This problem asks us to find the area enclosed by a a certain given technique.
By inspection, we see that the boundary is broken up into 6 segments, each an ellipsis segment. 3 of them are centered over the sides, using the two endpoints as the foci. The other 3 are centered over the corners, with the foci the endpoints of the OPPOSITE side. One can see the six ranges clearly by extending the edges of the triangle infinitely in either direction. We will compute the area of each of these 6 regions separately, and then add in the area of the triangle itself.
The first 3 are "trivial" as the center of the ellipse is the center of the matching side. We then have to calculate the angle to each of the "endpoints" of the ellipsis segment (where it would contact the line coincident with one of the triangle's other sides), and then apply the ellipsis segment area algorithm to calculate it.
How to do that?
Well, ultimately we'll have to integrate over the angle, where each infintesimal area is the area of the sector of a circle with radius=r(θ)
the former is given by:
r(θ)=ab/sqrt((a*sin(θ))^2 + (b*cos(θ))^2) (can be seen as a circle stretched first in the a direction, and then in the b direction).

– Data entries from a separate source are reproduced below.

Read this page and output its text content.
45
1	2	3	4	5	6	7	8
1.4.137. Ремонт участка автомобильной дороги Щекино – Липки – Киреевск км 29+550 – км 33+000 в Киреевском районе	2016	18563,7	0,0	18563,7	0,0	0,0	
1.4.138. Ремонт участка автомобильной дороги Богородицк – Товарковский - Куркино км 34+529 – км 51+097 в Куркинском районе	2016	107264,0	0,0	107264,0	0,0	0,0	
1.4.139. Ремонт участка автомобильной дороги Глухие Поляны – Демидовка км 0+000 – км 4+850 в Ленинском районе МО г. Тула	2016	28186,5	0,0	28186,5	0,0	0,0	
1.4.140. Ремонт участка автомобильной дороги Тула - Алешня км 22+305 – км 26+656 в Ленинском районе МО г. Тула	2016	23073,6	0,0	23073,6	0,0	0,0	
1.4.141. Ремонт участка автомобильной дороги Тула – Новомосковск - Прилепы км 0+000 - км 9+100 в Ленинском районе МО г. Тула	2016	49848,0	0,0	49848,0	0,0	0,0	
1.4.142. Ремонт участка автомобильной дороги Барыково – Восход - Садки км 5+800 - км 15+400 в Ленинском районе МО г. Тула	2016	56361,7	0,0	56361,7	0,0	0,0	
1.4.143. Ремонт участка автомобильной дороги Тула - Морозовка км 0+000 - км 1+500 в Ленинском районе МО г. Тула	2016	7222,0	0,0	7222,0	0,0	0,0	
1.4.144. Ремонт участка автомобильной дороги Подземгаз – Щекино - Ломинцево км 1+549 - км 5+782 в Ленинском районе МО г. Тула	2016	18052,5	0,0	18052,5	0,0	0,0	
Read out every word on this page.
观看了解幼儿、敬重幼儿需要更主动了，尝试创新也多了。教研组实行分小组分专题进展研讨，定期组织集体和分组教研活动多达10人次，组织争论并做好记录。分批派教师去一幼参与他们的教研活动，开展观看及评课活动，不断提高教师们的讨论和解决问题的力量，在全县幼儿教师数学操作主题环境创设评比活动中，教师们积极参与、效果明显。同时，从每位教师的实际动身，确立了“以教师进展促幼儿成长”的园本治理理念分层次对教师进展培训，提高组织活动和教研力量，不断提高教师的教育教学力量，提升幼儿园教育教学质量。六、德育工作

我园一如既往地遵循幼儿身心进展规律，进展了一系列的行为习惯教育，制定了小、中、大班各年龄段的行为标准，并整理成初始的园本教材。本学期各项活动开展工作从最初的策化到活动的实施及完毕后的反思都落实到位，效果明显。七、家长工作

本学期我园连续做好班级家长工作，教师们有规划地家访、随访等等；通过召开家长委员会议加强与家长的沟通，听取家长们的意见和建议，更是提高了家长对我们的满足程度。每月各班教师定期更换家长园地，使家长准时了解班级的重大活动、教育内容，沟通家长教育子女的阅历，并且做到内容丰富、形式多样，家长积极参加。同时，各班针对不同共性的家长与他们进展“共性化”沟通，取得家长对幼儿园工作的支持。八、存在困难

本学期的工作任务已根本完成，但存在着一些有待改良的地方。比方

The second is given by some trig
Substituting r(θ) into the equation above and computing the definite integral for the appropriate angles gives the area swept by that angle range and bounded by the ellipsis.
Note in our drawing that this is not the total area of this "region, since there are triangles formed by the center point of the edge, the endpoint of the edge, and the intersection of the boundary and the extended line from the other edge which is not covered in the sweep. Be sure to add in that part. Note that it is a definite integral, so we don't have to explicitly calculate it...but to simply make our step size small enough to get enough precision.
The other 3 ellipses, centered over the angles with foci on the opposite edges, are much more challenging. Computing the area is simple, but the issue is the areas overlap with each other, along with the areas calculated in the first part. We have to do a significant bit of trig to ensure those areas are subtracted out. Ultimately, for this part, we want ONLY the area formed between the triangle "angle" and the boundary itself. We will have to subtract out the area which lies within the triangle itself, along with the area that lies in one of the 3 previously calculated regions.
Lastly, we add in the area of the triangle itself and print to 2 digits of precision.